I never know when an episode or an attack might occur. Some come on sudden & hard. They may enter in a flash and hit the unbearable and then fizzle out within an hour’s time. Some present themselves more subtlely, leaving me feeling emotionally drained, lightheaded and scared. This can last for days or for weeks. This is a difficult reality for me. It makes it even more difficult when trying to take care of a toddler. I am not always able to be the kind of wife and mother that I would like to be, but I try my best.
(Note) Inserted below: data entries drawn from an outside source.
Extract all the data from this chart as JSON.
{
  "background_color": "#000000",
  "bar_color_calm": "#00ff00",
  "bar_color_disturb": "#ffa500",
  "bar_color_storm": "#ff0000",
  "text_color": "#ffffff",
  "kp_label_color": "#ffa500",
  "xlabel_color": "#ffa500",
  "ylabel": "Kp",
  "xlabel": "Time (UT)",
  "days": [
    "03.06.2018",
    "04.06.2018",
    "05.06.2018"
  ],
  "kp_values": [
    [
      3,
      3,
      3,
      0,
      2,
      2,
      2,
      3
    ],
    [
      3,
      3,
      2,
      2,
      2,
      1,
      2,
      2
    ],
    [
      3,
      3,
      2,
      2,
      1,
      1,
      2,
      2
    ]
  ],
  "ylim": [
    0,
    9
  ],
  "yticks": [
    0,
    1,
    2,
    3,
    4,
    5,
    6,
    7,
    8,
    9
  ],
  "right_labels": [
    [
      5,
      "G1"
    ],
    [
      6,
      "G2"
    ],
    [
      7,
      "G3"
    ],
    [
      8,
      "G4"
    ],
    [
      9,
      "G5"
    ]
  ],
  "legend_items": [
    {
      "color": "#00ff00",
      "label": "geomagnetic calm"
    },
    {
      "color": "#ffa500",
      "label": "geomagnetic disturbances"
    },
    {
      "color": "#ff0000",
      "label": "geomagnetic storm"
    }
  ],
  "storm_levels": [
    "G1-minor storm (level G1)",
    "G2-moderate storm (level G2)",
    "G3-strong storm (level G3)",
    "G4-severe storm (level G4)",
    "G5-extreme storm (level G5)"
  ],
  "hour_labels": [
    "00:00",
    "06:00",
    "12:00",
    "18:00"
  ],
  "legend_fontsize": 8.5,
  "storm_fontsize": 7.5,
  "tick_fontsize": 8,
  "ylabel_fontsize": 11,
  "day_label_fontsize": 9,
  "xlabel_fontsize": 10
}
Today was my daughter’s weekly gymnastics. It is always a challenge getting through a 45 minute class with my rambunctious child. Today was worse. During her class, Mai was her usual self. She was running around the mats instead of waiting in line to go through the obstacle course. She was being a toddler. As I was chasing her, an all too familiar feeling came over me. I suddenly became uncomfortably hot. The tightness in my chest triggered a series of burps brought on by stress-induced acid reflux. A million dizzying thoughts started jumping around in my head, making me feel as if I was out of my body looking in. My movements became more sluggish and it was a struggle to propel my body forward to retrieve my running daughter. In a panic, I told her “We need to go home.” She cried and said “Nooooo, mama.” I told her that she needed to stay still, that “Mama doesn’t feel good”. She settled down just long enough to get me through the end of her class. I felt a pang of guilt. My daughter doesn’t understand. She is just enjoying being a happy kid.

When we returned home, I set my daughter down for a nap in her crib. I meditated and prayed in her bedroom as I watched her sleep. Her soft breaths and sweet face brought some peace back to my tense spirit.

The truth is my family is the best therapy that I can ask for.